An increasing number of Oz kids, as young as five, are being diagnosed with eating disorders, warns an expert.
Dr Sloane Madden claims that there has been a drastic increase in the number of kids admitted to hospitals in the past one-year, who were severely malnourished because of an Early Onset Eating Disorder (EOED).
The condition commonly linked to teenage girls was now becoming increasingly prevalent in Australian girls, and boys, aged 10 to 12 and even younger.
"Our own experience at the children's hospital, we have had a 50 per cent increase in demand for beds, and we haven't seen that increase in demand in hospitals looking after older adolescents with eating disorders,'' News.com.au quoted Dr Madden as saying.

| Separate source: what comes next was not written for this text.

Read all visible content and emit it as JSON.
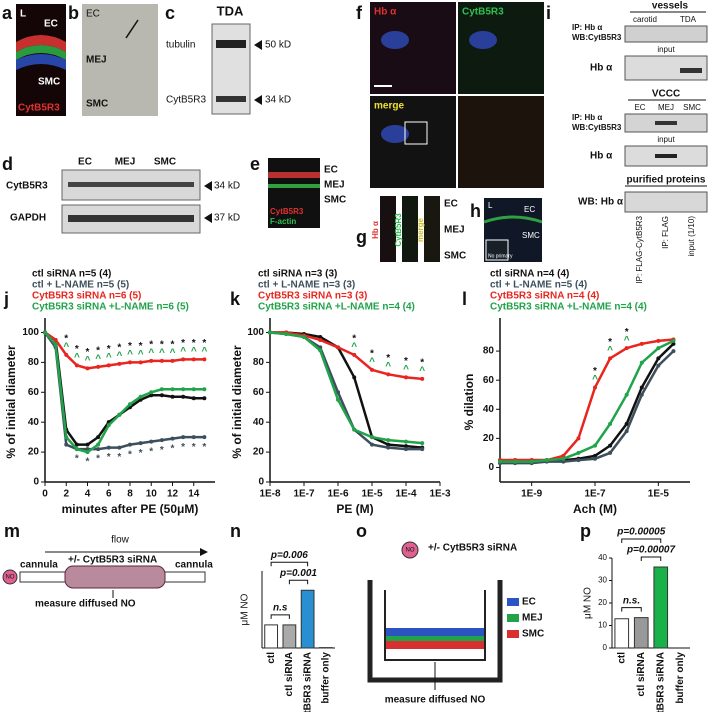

"At the moment, we have eight children in the hospital where we normally take six and we've got another five waiting for beds.
"What we are seeing clinically, and what is being reported anecdotally around the world is that kids are presenting in greater numbers at a younger age,'' he added.
The study conducted by Dr Madden, which involved all Australian children with EOED from 2002 to 2005, showed a trend of late diagnosis, meaning children being hospitalised with more physical complications.
Out of the 101 cases of EOED, there were 74 girls and 25 boys aged five to 13.
"It makes us very concerned that these children are being misdiagnosed, or they are being diagnosed late and not being referred for appropriate care,'' said Madden.
"They certainly will tell you that they believe that they are fat, that they want to be thinner, and they have no insight into the fact that they are malnourished and they are literally starving themselves to death," he added.